Saturday, February 7, 2015

Riding the Camel

This fall my husband and I visited a nearby church when we were on vacation. I was amazed to see a full sized camel kneeling on their platform. Of course it wasn’t alive, but it was big enough for their 6 foot plus Pastor to actually sit on.

This church decorates their platform each quarter to correspond with the theme for their Wednesday night kid’s program. This fall the theme was Wilderness Escape. It chronicled the Israelite escape from Egypt and journey through the wilderness. They had the camel, an oasis, a pillar of fire and
a pillar of cloud, among other things, on the platform. It is this camel I want to focus on.

This was one bad camel. Its eyes moved. It wore a genuine camel saddle. And it could take the weight of a full grown adult sitting on it – which their Pastor proved to them one Sunday during his sermon.

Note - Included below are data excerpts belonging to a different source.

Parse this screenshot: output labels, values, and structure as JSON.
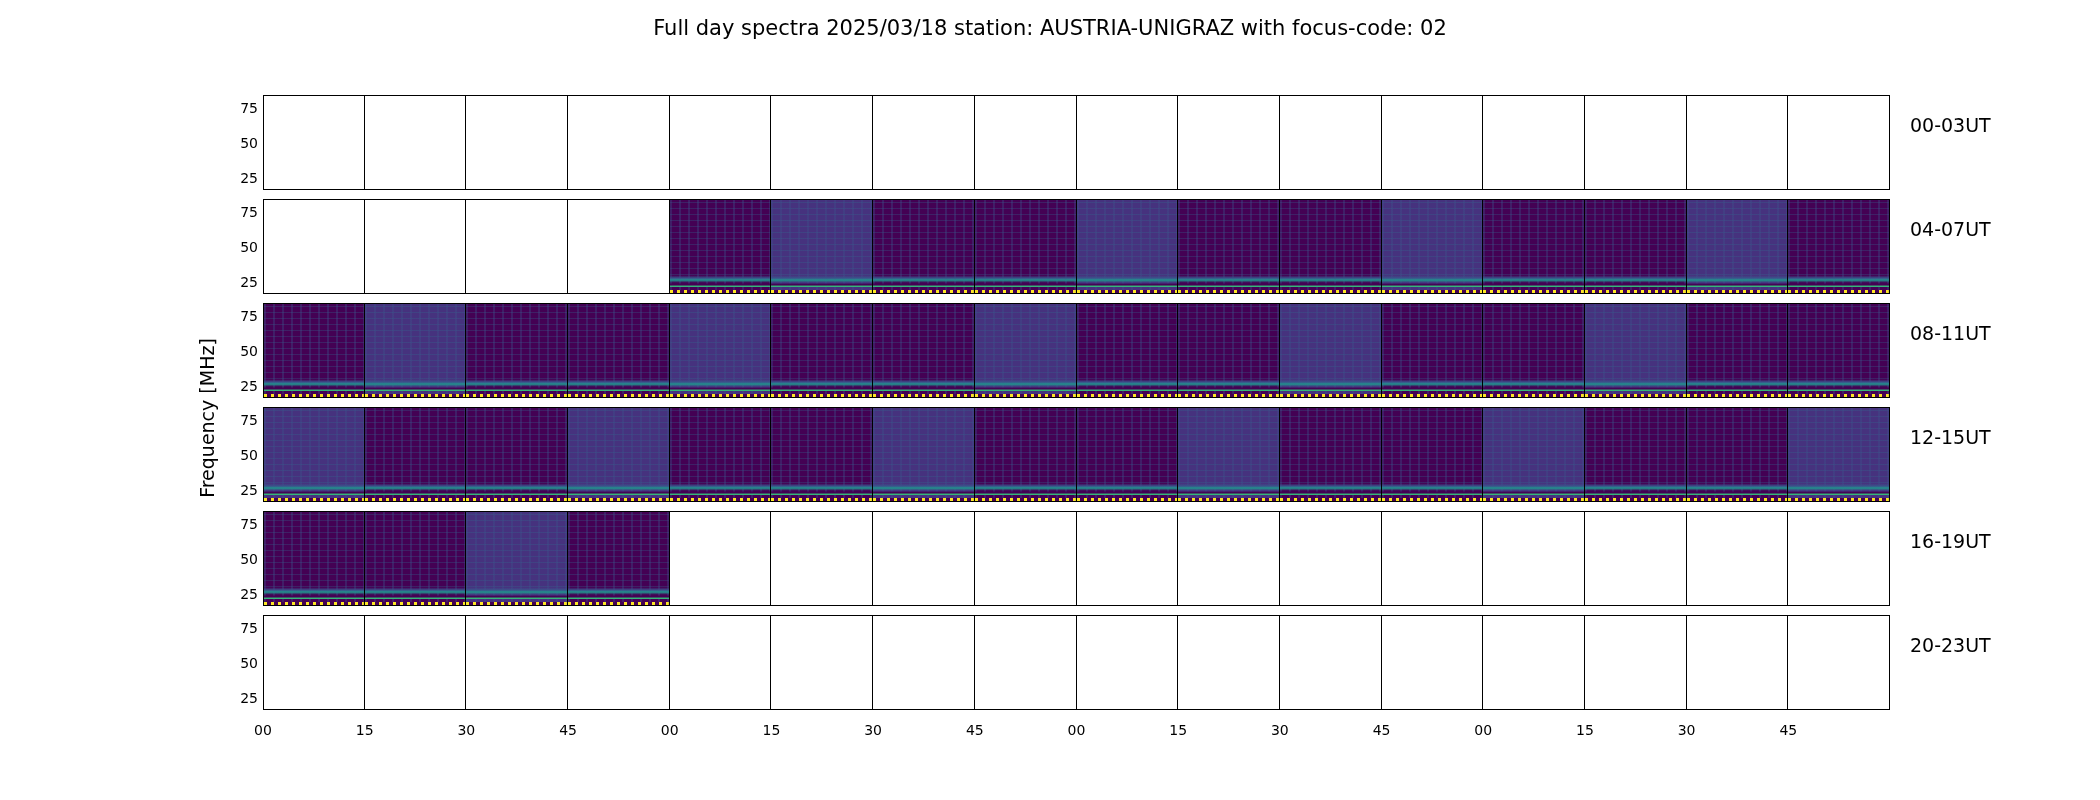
{
  "title": "Full day spectra 2025/03/18 station: AUSTRIA-UNIGRAZ with focus-code: 02",
  "ylabel": "Frequency [MHz]",
  "rows": [
    {
      "label": "00-03UT",
      "yticks": [
        "75",
        "50",
        "25"
      ],
      "panels": [
        {
          "kind": "empty"
        },
        {
          "kind": "empty"
        },
        {
          "kind": "empty"
        },
        {
          "kind": "empty"
        },
        {
          "kind": "empty"
        },
        {
          "kind": "empty"
        },
        {
          "kind": "empty"
        },
        {
          "kind": "empty"
        },
        {
          "kind": "empty"
        },
        {
          "kind": "empty"
        },
        {
          "kind": "empty"
        },
        {
          "kind": "empty"
        },
        {
          "kind": "empty"
        },
        {
          "kind": "empty"
        },
        {
          "kind": "empty"
        },
        {
          "kind": "empty"
        }
      ]
    },
    {
      "label": "04-07UT",
      "yticks": [
        "75",
        "50",
        "25"
      ],
      "panels": [
        {
          "kind": "empty"
        },
        {
          "kind": "empty"
        },
        {
          "kind": "empty"
        },
        {
          "kind": "empty"
        },
        {
          "kind": "spectrum"
        },
        {
          "kind": "spectrum"
        },
        {
          "kind": "spectrum"
        },
        {
          "kind": "spectrum"
        },
        {
          "kind": "spectrum"
        },
        {
          "kind": "spectrum"
        },
        {
          "kind": "spectrum"
        },
        {
          "kind": "spectrum"
        },
        {
          "kind": "spectrum"
        },
        {
          "kind": "spectrum"
        },
        {
          "kind": "spectrum"
        },
        {
          "kind": "spectrum"
        }
      ]
    },
    {
      "label": "08-11UT",
      "yticks": [
        "75",
        "50",
        "25"
      ],
      "panels": [
        {
          "kind": "spectrum"
        },
        {
          "kind": "spectrum"
        },
        {
          "kind": "spectrum"
        },
        {
          "kind": "spectrum"
        },
        {
          "kind": "spectrum"
        },
        {
          "kind": "spectrum"
        },
        {
          "kind": "spectrum"
        },
        {
          "kind": "spectrum"
        },
        {
          "kind": "spectrum"
        },
        {
          "kind": "spectrum"
        },
        {
          "kind": "spectrum"
        },
        {
          "kind": "spectrum"
        },
        {
          "kind": "spectrum"
        },
        {
          "kind": "spectrum"
        },
        {
          "kind": "spectrum"
        },
        {
          "kind": "spectrum"
        }
      ]
    },
    {
      "label": "12-15UT",
      "yticks": [
        "75",
        "50",
        "25"
      ],
      "panels": [
        {
          "kind": "spectrum"
        },
        {
          "kind": "spectrum"
        },
        {
          "kind": "spectrum"
        },
        {
          "kind": "spectrum"
        },
        {
          "kind": "spectrum"
        },
        {
          "kind": "spectrum"
        },
        {
          "kind": "spectrum"
        },
        {
          "kind": "spectrum"
        },
        {
          "kind": "spectrum"
        },
        {
          "kind": "spectrum"
        },
        {
          "kind": "spectrum"
        },
        {
          "kind": "spectrum"
        },
        {
          "kind": "spectrum"
        },
        {
          "kind": "spectrum"
        },
        {
          "kind": "spectrum"
        },
        {
          "kind": "spectrum"
        }
      ]
    },
    {
      "label": "16-19UT",
      "yticks": [
        "75",
        "50",
        "25"
      ],
      "panels": [
        {
          "kind": "spectrum"
        },
        {
          "kind": "spectrum"
        },
        {
          "kind": "spectrum"
        },
        {
          "kind": "spectrum"
        },
        {
          "kind": "empty"
        },
        {
          "kind": "empty"
        },
        {
          "kind": "empty"
        },
        {
          "kind": "empty"
        },
        {
          "kind": "empty"
        },
        {
          "kind": "empty"
        },
        {
          "kind": "empty"
        },
        {
          "kind": "empty"
        },
        {
          "kind": "empty"
        },
        {
          "kind": "empty"
        },
        {
          "kind": "empty"
        },
        {
          "kind": "empty"
        }
      ]
    },
    {
      "label": "20-23UT",
      "yticks": [
        "75",
        "50",
        "25"
      ],
      "panels": [
        {
          "kind": "empty"
        },
        {
          "kind": "empty"
        },
        {
          "kind": "empty"
        },
        {
          "kind": "empty"
        },
        {
          "kind": "empty"
        },
        {
          "kind": "empty"
        },
        {
          "kind": "empty"
        },
        {
          "kind": "empty"
        },
        {
          "kind": "empty"
        },
        {
          "kind": "empty"
        },
        {
          "kind": "empty"
        },
        {
          "kind": "empty"
        },
        {
          "kind": "empty"
        },
        {
          "kind": "empty"
        },
        {
          "kind": "empty"
        },
        {
          "kind": "empty"
        }
      ]
    }
  ],
  "xticks": [
    "00",
    "15",
    "30",
    "45",
    "00",
    "15",
    "30",
    "45",
    "00",
    "15",
    "30",
    "45",
    "00",
    "15",
    "30",
    "45"
  ]
}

So here is how the artist made it:

  1. She took a saddle stand for the body – which explains why an adult could sit on it. 
  2. She had her husband attach some 2 x 4’s to the stand to create the chest, neck and hind end. 
  3. Then she added cardboard, as you can see from the pictures. The corrugated roll was used on the camel’s legs and neck to get the round shape. Flat cardboard was used to make the hind end.

  4. You can see that she stuffed the cardboard legs with newspaper to give strength, and to make the rounded knee joint.
  5. Things were held in place with masking tape until everything could be paper- mâchéd over. When the paper-mâché dries it is very hard and will hold.
  6. To get the head and face, she shaped chicken wire into the shape she wanted and stuffed it with newspaper.
  7. The eyes are her pièce de résistance.  Can you guess what she made the eye balls out of? They even move! She used the rollers from roll-on deodorant.
  8. The ears are just pieces of cardboard attached to the head and then paper- mâchéd over.
  9. She paper- mâchéd over the entire body once it was all shaped. It takes quite a while for this process as you need to let the layers dry before you put more on. Done properly, it will be very sturdy.
So there you have it, how to make your very own camel. Someone had a real camel saddle that this church borrowed. I am told that more people have camel saddles than you might think. You don’t have to have a saddle, unless you want your Pastor to ride it some Sunday morning. A saddle might make it easier for him.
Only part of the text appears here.